In 2015, at the end of the Ebola crisis, Liberia had just 80 physicians providing care for a population of over four million, one of the lowest physician-to-population ratios worldwide. That year, Liberian officials began inviting partners from around the world, including Yale School of Medicine (YSM), to collaborate on rebuilding the health system in the West African country. In the new paper “Transforming Medical Education in Liberia through an International Community of Inquiry,” Kristina Talbert-Slagle, PhD, assistant professor of medicine (general medicine) and first author, describes the subsequent six-year process.
Talbert-Slagle led multiple research studies in 2016, 2017, and 2018, which included surveys and interviews at Liberia’s only medical school, A.M. Dogliotti School of Medicine (AMD), to learn about the challenges faculty and students there faced. She came back to YSM to synthesize her data, then returned to Liberia to present findings to the then-dean of AMD and to Bernice Dahn, MD, MPH, who was Liberia’s Minister of Health.
Among the findings were that the facilities were crumbling, the curriculum was outdated, and the students couldn’t afford to buy food because they were not receiving their government stipends on time. Talbert-Slagle was nervous about having to report this feedback, but the response she received was very positive: Dahn and other senior leaders were eager to learn what needed to be fixed.
“Our partners’ receptiveness to the negative findings from our studies helped us move forward together,” Talbert-Slagle said.
As a result of the assessments, a decision was made to revamp medical education in Liberia, including restructuring AMD and revising the curriculum so that patient care and preclinical sciences were integrated from the start. In addition, a STEM camp was created to better prepare 11th and 12th graders interested in biomedical sciences.

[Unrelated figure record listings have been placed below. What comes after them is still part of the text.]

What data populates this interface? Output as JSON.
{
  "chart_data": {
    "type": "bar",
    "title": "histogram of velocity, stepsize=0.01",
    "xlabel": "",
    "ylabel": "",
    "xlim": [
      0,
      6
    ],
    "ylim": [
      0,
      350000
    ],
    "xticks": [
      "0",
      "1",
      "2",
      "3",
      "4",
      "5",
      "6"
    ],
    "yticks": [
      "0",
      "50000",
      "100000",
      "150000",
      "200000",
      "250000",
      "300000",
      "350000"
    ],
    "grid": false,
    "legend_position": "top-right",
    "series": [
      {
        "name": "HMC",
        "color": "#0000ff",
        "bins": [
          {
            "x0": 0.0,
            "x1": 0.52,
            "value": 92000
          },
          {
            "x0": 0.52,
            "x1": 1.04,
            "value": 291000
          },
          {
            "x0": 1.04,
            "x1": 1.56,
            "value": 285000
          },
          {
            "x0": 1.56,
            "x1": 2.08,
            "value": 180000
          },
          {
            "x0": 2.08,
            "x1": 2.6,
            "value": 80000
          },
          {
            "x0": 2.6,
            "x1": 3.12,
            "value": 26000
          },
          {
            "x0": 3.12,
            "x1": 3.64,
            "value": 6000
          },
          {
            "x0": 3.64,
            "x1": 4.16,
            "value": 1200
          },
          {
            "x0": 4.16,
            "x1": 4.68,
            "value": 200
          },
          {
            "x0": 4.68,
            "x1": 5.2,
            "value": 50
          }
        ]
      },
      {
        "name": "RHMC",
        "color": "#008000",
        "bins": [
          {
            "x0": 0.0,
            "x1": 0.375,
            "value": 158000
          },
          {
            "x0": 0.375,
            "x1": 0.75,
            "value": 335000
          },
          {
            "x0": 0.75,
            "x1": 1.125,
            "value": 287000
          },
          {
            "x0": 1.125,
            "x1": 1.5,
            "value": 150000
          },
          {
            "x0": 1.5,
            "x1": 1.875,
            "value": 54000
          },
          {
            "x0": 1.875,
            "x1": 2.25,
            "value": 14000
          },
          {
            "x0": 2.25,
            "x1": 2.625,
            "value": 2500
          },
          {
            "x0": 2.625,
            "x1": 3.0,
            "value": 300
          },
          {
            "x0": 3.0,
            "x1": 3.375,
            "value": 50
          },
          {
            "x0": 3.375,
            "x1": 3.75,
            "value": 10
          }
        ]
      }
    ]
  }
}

“I believe that this is going to transform the way that physicians are trained in Liberia and will improve medical care”
– Kristina Talbert-Slagle, PhD
One of the keys to the success of the international collaboration—and the subsequent reforms—was the formation of a “community of inquiry,” in which partners from both inside and outside Liberia grew and adapted together through a mutual learning effort, Talbert-Slagle explained. The different groups joined together even though many of them had never met before and were funded by different sources, she said.
Talbert-Slagle considers the study an exciting new development in global health and medicine. “I believe that this is going to transform the way that physicians are trained in Liberia and will improve medical care,” she said.
The paper can be read in PLOS Global Public Health.